The New GM Electric Convertible Is Only $4,400?
Don’t let its small stature fool you – the Hong Guang Mini EV has been hugely successful due to its small price tag, and you might argue, “well, yeah, it’s cheap,” which is technically true. This car, however – which has been called a micro-compact four-seater – is part of GM’s Chinese joint venture brand Wuling and has been wildly popular across China.
The car has been the top-selling electric vehicle in the country as of late, largely in part because of its affordable price tag. One such reason that appeals to buyers? Its nimble size. In a country pressed for space, especially on the road, compact vehicles are the ideal choice. This is in stark contrast to the United States where cars are growing past the point of fitting into a standard garage, but you don’t hear anyone complaining about that here. Just avoid getting on the 101 or 405 in California at any time of day.
Because of the brands success, the Hong Guang mini EV Cabrio convertible will soon debut at the Auto Shanghai show later this week, and GM wanted to appeal to those looking for a new look by losing the roof.

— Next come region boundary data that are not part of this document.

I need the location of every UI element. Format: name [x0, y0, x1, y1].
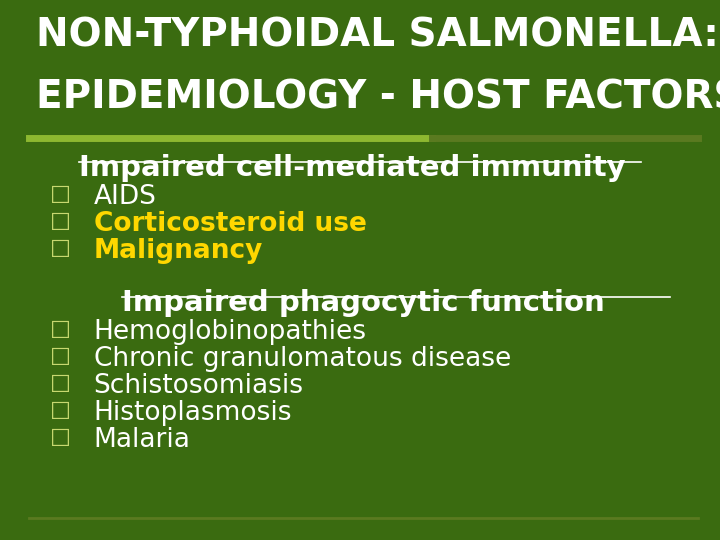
Text: Impaired phagocytic function: Impaired phagocytic function: [122, 289, 605, 317]
Text: AIDS: AIDS: [94, 184, 156, 210]
Text: □: □: [50, 211, 71, 231]
Text: □: □: [50, 400, 71, 420]
Text: EPIDEMIOLOGY - HOST FACTORS: EPIDEMIOLOGY - HOST FACTORS: [36, 78, 720, 116]
Text: Corticosteroid use: Corticosteroid use: [94, 211, 366, 237]
Text: Hemoglobinopathies: Hemoglobinopathies: [94, 319, 366, 345]
Text: □: □: [50, 427, 71, 447]
Text: Malignancy: Malignancy: [94, 238, 263, 264]
Text: Malaria: Malaria: [94, 427, 191, 453]
Text: Impaired cell-mediated immunity: Impaired cell-mediated immunity: [79, 154, 626, 182]
Text: □: □: [50, 373, 71, 393]
Text: NON-TYPHOIDAL SALMONELLA:: NON-TYPHOIDAL SALMONELLA:: [36, 16, 719, 54]
Text: □: □: [50, 184, 71, 204]
Text: Schistosomiasis: Schistosomiasis: [94, 373, 304, 399]
Text: □: □: [50, 319, 71, 339]
Text: □: □: [50, 346, 71, 366]
Text: □: □: [50, 238, 71, 258]
Text: Chronic granulomatous disease: Chronic granulomatous disease: [94, 346, 511, 372]
Text: Histoplasmosis: Histoplasmosis: [94, 400, 292, 426]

While many of us won’t agree with its style or that it’s electric, a car at this price point could help a lot of people get rolling. If the car were to debut in the United States, many people who can’t afford a car could get themselves a new set of wheels to get to work, go to the store, or take care of the other various other needs they have.
Teaser images released by General Motors show us that the convertible model will stick closely to the coupes version design. However, it’ll lose the back seats and offer a restyled front end, lower door panels, and a new dashboard with a widescreen display unit that boasts a digital instrument cluster and infotainment screen.
General Motors has remained tight-lipped about the technical details, but we do know the hardtop model will be about ten feet long, will have a range of 106 miles, and can achieve speeds of 62 mph. Again, this may not be everyone’s cup of tea per se, but if this were to reach our shores, it would help a lot of people who rely on public transportation for short distances to be more independent, but it likely wouldn’t do well in the American market because of it’s limited speed and distance.
For now, the convertible will remain a “concept” in China, but the automotive news outlet Autohome has reported the vehicle will eventually make it to production.